Supermassive black hole feedback occurs when accreting black holes inject energy into their surroundings through jets, radiation, and winds. This energy heats gas, drives outflows, and prevents gas from cooling into stars. In early universe systems, this feedback was particularly vigorous, suppressing star formation in massive galaxies and regulating black hole growth—a critical process for understanding cosmic structure assembly.

In the early universe, black holes were accreting at higher rates relative to their masses, feeding on dense gas in chaotic merger environments. These conditions enabled more efficient energy injection and stronger coupling between black holes and their surroundings. Additionally, galaxies were smaller and less massive, so feedback impacts were more dramatic relative to system sizes.

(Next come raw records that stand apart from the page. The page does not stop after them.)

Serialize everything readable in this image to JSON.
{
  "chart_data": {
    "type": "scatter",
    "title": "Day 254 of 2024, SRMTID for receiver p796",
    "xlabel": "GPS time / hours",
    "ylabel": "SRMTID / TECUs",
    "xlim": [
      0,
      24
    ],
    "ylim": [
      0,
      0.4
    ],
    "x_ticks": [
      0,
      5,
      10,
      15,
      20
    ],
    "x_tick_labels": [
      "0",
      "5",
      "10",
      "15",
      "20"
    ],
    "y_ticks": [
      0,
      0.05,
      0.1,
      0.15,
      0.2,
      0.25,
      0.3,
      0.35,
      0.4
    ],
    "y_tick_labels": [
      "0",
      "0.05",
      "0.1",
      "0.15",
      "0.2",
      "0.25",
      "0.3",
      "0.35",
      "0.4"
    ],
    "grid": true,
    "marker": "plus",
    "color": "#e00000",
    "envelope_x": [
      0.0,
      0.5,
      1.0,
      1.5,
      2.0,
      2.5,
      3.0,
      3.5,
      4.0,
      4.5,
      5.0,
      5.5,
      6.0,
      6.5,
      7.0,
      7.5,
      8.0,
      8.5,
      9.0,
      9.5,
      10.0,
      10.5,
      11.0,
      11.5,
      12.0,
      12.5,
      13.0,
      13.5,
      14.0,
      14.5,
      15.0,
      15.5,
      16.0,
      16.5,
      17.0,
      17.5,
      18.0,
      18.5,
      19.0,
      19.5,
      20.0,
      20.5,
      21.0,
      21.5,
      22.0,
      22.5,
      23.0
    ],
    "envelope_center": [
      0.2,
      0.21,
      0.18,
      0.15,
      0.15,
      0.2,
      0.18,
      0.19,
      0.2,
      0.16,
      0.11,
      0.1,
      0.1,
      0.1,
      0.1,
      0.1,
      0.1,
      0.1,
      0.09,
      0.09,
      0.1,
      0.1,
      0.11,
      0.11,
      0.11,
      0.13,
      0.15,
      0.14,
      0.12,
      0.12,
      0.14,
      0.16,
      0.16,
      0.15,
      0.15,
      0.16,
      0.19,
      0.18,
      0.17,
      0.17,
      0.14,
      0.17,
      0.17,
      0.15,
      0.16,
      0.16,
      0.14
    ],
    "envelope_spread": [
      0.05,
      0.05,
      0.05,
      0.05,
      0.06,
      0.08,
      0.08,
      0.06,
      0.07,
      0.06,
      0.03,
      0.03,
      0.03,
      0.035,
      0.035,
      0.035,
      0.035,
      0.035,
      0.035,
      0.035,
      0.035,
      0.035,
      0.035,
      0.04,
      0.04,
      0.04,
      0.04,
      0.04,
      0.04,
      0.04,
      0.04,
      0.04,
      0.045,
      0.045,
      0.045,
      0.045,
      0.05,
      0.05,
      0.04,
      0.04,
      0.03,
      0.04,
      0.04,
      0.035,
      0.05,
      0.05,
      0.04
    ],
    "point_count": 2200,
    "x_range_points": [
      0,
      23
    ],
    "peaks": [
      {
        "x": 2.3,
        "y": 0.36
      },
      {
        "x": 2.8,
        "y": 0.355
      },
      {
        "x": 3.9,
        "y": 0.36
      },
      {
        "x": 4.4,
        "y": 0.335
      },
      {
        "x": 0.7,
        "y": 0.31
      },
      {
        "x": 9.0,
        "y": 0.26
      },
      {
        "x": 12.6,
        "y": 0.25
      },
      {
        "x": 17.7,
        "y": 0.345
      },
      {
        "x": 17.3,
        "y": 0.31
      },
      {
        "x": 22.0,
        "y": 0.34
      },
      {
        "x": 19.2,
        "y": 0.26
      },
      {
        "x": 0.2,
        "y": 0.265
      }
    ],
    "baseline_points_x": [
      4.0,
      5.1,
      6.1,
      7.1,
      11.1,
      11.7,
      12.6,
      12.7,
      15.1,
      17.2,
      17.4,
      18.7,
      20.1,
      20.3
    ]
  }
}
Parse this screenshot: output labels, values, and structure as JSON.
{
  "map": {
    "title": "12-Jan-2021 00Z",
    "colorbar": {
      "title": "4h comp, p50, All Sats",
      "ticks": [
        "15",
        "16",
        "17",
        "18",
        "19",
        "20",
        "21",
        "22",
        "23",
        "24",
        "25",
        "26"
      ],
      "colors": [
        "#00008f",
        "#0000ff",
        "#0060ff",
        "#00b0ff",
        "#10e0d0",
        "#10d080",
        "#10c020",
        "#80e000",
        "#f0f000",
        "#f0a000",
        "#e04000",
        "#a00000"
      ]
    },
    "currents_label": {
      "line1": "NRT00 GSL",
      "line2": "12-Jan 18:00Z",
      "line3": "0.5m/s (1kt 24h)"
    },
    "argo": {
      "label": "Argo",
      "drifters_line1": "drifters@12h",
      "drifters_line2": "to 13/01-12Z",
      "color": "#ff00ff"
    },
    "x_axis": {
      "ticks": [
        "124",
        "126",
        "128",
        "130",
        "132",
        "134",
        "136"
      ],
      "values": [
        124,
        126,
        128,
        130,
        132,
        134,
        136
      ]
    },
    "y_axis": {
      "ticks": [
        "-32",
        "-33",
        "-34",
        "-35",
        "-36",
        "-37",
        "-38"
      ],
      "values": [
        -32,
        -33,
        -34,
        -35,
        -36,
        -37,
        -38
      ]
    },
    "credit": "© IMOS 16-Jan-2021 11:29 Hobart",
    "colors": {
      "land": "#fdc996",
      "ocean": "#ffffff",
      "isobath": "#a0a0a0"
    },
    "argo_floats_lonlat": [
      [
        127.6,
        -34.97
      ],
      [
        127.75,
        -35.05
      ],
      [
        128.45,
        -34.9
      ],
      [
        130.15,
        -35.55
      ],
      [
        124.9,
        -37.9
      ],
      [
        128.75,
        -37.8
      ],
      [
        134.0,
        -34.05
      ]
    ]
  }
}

Computational simulations track the simultaneous evolution of gas, stars, and black holes during galaxy mergers, revealing how feedback energy couples to different gas phases and how feedback strength depends on merger properties. These simulations can be validated against JWST observations and used to predict feedback's role in other epochs and environments.

The M-sigma relation is a tight correlation between supermassive black hole mass and galaxy bulge velocity dispersion, suggesting they co-evolve. Feedback provides a physical mechanism: black holes regulate their own growth by heating gas and driving outflows, with the efficiency depending on galaxy properties. This bidirectional coupling naturally produces observed correlations.